The most significant determinant of a good outcome following compartment syndrome is a prompt diagnosis. It is important, therefore, to give patients with injuries that predispose them to compartment syndrome the following discharge instructions:
Immediately call or return to the hospital if you notice the following in the affected limb:
- Severe pain;
- A burning sensation,
It is important to ensure that patients have a follow-up examination date and are encouraged to attend after any injury, especially those where compartment syndrome could result.
Chronic compartment syndrome
Excessive exercise may cause chronic compartment syndrome. The patient presents with a history of pain and tightness that begins approximately 20-30 minutes after exercise. Running has been shown to increase muscle volume by up to 20 per cent (Frederick, 1998).

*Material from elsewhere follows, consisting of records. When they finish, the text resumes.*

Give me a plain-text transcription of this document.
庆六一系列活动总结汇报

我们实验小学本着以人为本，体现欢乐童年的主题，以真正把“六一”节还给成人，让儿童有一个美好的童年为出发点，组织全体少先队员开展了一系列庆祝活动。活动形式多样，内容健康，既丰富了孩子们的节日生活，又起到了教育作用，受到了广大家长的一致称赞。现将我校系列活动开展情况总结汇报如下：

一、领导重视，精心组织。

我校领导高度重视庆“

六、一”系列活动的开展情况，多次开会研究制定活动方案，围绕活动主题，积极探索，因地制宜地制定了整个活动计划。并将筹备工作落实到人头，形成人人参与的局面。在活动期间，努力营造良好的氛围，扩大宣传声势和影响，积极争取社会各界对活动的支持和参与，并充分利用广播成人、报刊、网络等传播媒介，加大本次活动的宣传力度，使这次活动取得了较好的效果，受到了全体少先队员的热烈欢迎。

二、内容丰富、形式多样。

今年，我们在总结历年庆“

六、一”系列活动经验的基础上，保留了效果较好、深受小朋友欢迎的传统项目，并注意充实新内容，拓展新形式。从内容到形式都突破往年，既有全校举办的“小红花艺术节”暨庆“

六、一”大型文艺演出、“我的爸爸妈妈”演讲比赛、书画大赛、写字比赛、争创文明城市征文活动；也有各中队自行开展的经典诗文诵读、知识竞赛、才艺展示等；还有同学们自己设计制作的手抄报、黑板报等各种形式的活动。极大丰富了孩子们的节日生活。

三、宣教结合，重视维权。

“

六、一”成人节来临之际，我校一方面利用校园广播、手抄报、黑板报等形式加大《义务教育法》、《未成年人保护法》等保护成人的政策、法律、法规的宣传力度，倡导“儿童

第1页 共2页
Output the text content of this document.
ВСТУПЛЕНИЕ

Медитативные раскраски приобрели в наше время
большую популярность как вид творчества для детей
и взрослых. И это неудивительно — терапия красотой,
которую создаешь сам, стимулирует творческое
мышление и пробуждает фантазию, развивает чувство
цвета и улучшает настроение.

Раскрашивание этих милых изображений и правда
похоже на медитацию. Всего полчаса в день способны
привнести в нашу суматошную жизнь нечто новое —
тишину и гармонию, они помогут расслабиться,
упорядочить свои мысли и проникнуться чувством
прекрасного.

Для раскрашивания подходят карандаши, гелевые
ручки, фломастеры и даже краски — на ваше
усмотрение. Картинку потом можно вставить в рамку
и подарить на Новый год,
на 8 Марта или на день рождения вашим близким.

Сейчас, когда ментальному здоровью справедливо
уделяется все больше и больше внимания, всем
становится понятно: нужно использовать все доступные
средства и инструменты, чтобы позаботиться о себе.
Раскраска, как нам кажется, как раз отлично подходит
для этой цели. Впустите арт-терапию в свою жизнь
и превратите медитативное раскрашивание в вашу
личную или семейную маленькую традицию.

Recurrence of increased pressure can lead to the need for fasciotomy to reduce compartmental pressure (Phillips, 1992).
Athletes should be advised to see their doctor at the first sign of the following (Edwards, 1996):
- Pain and/or swelling and tingling/numbnesss of the leg and foot;
- Weakness of the lower leg/ankle/foot;
- Warmth of the affected area;
- Foot drop;
- Pain when flexing or pointing the big toe.
Early diagnosis of compartment syndrome is vital to avoid long-term disability. This will be achieved only by raising awareness of the condition in all members of the multidisciplinary trauma and orthopaedic team.
Staff must be able to identify those patients who are at greatest risk, and provide appropriate analgesia while monitoring them. They must also be aware of the signs and symptoms of the condition and initiate immediate appropriate action once compartment syndrome is suspected.